Living with M.S.

"Living with M.S. is sort of like training for a long race. The harder you try, and the longer you keep at it, the stronger you become.
Eventually, looking back, you may be amazed at the power you possessed, even when you had no idea it was within your reach." (Linda Ann Nickerson)


Ain't nothin' pseudo about a pseudo-exacerbation

Medical professionals like to toss about impressive vocabulary words, discussing diseases almost as if they were teaching graduate students to identify physiological conditions. It’s no different with multiple sclerosis.

“Pseudo-exacerbation” is a prime example of this. This term, commonly used by MS specialists, is actually a misnomer. Neurologists may disagree with that statement. But, as a veteran MSer, I have to argue this way. (Ask any MS warrior.)

Let’s take a moment and consider what this means.

The word “pseudo-exacerbation” actually means “false exacerbation.”

Sorry, Doc. That ain’t so.

What is an exacerbation?

Call it a flare-up or a relapse, if you prefer. By any description, it’s a hellish season the MS warrior endures. Old symptoms reappear. New symptoms crop up. And, with or without steroid treatments (which create their own nightmares), no one ever seems to know how long this ordeal will last (or if it will end at all).

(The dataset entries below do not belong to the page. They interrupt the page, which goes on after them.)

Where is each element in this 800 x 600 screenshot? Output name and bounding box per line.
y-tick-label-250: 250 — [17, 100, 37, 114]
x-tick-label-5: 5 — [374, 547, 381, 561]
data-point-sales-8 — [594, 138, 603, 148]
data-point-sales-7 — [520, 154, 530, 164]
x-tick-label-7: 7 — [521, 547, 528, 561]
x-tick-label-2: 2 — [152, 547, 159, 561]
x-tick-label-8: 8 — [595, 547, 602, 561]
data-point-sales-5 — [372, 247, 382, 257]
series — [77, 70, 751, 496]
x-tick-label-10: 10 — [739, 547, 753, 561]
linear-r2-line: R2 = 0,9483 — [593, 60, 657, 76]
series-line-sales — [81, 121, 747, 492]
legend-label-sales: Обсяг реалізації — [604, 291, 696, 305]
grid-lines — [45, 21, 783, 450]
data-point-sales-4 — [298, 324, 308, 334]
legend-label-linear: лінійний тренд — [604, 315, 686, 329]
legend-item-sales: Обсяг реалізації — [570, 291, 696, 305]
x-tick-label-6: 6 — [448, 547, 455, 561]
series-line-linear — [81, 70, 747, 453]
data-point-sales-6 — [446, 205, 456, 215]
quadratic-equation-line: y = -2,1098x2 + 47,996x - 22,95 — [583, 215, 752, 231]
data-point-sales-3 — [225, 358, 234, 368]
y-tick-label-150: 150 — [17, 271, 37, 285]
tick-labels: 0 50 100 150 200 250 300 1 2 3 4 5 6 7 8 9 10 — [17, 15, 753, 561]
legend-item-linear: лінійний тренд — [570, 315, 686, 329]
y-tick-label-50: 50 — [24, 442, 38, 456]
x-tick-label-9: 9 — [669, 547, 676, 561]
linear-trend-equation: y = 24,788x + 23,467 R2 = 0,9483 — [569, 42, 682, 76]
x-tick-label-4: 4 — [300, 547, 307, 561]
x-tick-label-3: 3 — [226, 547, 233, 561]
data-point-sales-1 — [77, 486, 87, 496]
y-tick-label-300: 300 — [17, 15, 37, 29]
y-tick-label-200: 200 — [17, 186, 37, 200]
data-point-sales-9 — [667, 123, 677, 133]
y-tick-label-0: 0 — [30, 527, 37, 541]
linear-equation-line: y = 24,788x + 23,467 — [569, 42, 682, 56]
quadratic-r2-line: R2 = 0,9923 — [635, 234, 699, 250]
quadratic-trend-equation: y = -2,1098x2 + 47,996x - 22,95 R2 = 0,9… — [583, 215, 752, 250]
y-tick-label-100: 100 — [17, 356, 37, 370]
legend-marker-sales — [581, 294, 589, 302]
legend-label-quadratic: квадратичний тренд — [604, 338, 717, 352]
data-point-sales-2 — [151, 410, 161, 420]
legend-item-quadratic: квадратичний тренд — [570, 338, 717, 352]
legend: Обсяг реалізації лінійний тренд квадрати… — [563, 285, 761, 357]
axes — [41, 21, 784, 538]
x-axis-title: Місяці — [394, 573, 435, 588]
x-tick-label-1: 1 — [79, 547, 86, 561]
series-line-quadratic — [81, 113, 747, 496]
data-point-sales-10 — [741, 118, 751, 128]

What about pseudo-exacerbations?

These shorter-lasting flare-ups tend to be caused by triggers to which those with MS are particularly sensitive. Extreme fatigue, fever, hot weather, illness, infection, stress, and even certain foods may bring up MS symptoms for a while.

Under such conditions, the MSer may experience dizziness, fatigue, numbness, tremors, vertigo, vision problems, or a host of other neurological troubles. Once those triggers cease or are eliminated, the symptoms tend to back off for a bit.

Hey, experts often can’t even determine for sure whether an MSer is experiencing a pseudo-exacerbation or an all-out MS flare-up. At least, they cannot tell until the affliction abates. Then, if it seemed particularly brief, they tag it as a pseudo-exacerbation.

But it’s never pseudo at all. It is most definitely real and authentic and genuine to the MSer who actually endures it.

Maybe it’s time for a new term for these briefer episodes of MS agony.

How about calling them short-term relapses, momentary flare-ups, stimuli-related symptomatic explosions, or situational exacerbations? But let’s not negate the MSer’s  suffering by calling it “pseudo.”